ANCONA- Una ripartenza a rilento. Tra mascherine, guanti, disinfettanti, sanificazione e ingressi contingentati, gli esercizi commerciali hanno finalmente potuto riprendere il lavoro dopo oltre due mesi di stop a causa dell’emergenza sanitaria. Le cose però non sembrano essere iniziate con il piede giusto, il timore del Coronavirus frena le attività. Siamo andati in centro ad Ancona per sentire le opinioni di ristoratori, baristi, parrucchieri e ambulanti.
«La ripresa è stata lentissima, per adesso non si può nemmeno dire una ripresa perché lavoriamo al 10% rispetto ai normali ritmi e alle statistiche degli anni precedenti. Speriamo che si muova qualcosa, molto dipende dal coraggio delle persone di uscire – afferma Fabrizio Boari, Cremeria Rosa -. Si deve cambiare il messaggio e tranquillizzare la cittadinanza che può andare a prendere un caffè, una pizza, ovviamente con le dovute precauzioni e distanze. Altrimenti noi che cosa stiamo aperti a fare? Mi chiamano clienti per chiedermi se possono venire a prendere un gelato, ciò significa che ancora c’è molta confusione. Per quanto riguarda il ristorante, a pranzo qualcosina facciamo perché c’è gente che lavora in centro. La sera Ancona è una città semi deserta. Probabilmente siamo la categoria più colpita, abbiamo delle normative stringenti ma spero che nelle prossime settimane vengano allentate. Ci sono giornate in cui converrebbe stare chiusi, non c’è clientela… È questo che preoccupa».
«Abbiamo iniziato molto lentamente perché ancora c’è molto timore, c’è molta paura. Questi due mesi e mezzo in casa che nessuno si aspettava hanno influenzato moltissimo il pubblico – commenta Flavio Zoppi, Tazza d’Oro -. Abbiamo sistemato il locale seguendo le linee guida: numero contingentato di clienti, abbiamo messo dei bolli per terra distanziati dal banco dove le persone attendono il proprio turno, in vari punti del locale abbiamo messo gel igienizzante e sanificante. Nessuno può avvicinarsi alla pasticceria, i clienti vengono serviti. Nei tavoli abbiamo messo delle paratie in plexiglass per separare le persone. In questo modo è dura portare avanti il lavoro».

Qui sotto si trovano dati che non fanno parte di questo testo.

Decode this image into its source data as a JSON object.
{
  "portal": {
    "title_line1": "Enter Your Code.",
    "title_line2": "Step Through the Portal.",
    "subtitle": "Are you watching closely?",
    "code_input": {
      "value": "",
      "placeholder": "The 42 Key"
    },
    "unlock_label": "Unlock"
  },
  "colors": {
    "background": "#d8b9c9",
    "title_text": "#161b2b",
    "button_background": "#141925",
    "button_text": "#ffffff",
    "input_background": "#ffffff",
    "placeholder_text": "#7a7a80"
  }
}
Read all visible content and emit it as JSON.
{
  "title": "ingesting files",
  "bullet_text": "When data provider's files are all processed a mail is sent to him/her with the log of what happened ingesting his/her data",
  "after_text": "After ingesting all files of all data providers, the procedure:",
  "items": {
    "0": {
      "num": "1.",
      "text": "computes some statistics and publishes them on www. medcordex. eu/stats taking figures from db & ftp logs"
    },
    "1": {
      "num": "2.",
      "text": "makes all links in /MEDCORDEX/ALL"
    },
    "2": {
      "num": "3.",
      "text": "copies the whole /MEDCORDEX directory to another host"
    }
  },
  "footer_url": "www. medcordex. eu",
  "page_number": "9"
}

«Abbiamo ripreso ma è dura, è tutto un cambiamento. Il lavoro non è più quello di prima – dichiara Sonia Brunella, parrucchieria Amoa -. Logicamente nel salone ci sono meno persone, la metà di prima, e dobbiamo sanificare le varie postazioni dove si siede la cliente. Già quando chiamano per prendere l’appuntamento spieghiamo alle clienti che devono indossare mascherina e guanti e aspettare che qualcuno le vada ad accogliere all’ingresso. Quando entrano facciamo indossare il camice monouso e mettere la borsa in una busta. Tutte queste operazioni implicano tempo. L’igiene comunque è importantissima: deve rassicurare il cliente e noi che lavoriamo. Per accontentare le richieste facciamo orario 8-20 e con le dipendenti ci siamo divise in squadre in modo che abbiamo 4 ragazze ogni turno. Al lavaggio abbiamo messo dei pannelli in plexiglass che appena possibile metteremo anche tra le sedute. Ho notato che c’è tanta voglia di bellezza. Prima le clienti venivano nel salone, ci abbracciavano, ci davano la mano. Adesso tutto questo non c’è più logicamente. Non si vede più nemmeno il nostro sorriso, ora sono gli occhi a parlare. Comunque, l’importante è aver ripreso poi piano piano si vedrà».
«Ho provato ad aprire, se non iniziamo non sappiamo se le persone cominciano a muoversi- sostiene Claudio Paolozzi, ambulante -. L’attività adesso è a zero proprio, ci sono solo spese. Vediamo quello che il futuro ci riserva, nei prossimi mesi decideremo se continuare o chiudere. Stiamo vivendo nella sopravvivenza. Ci sono poche persone in giro, quelle che ci sono hanno paura, si vede anche dal viso. Sono tristi, non hanno voglia di comprare, sicuramente avranno anche pochi soldi. Ormai la realtà è questa. Sono demoralizzato, come tutti coloro che hanno un’attività».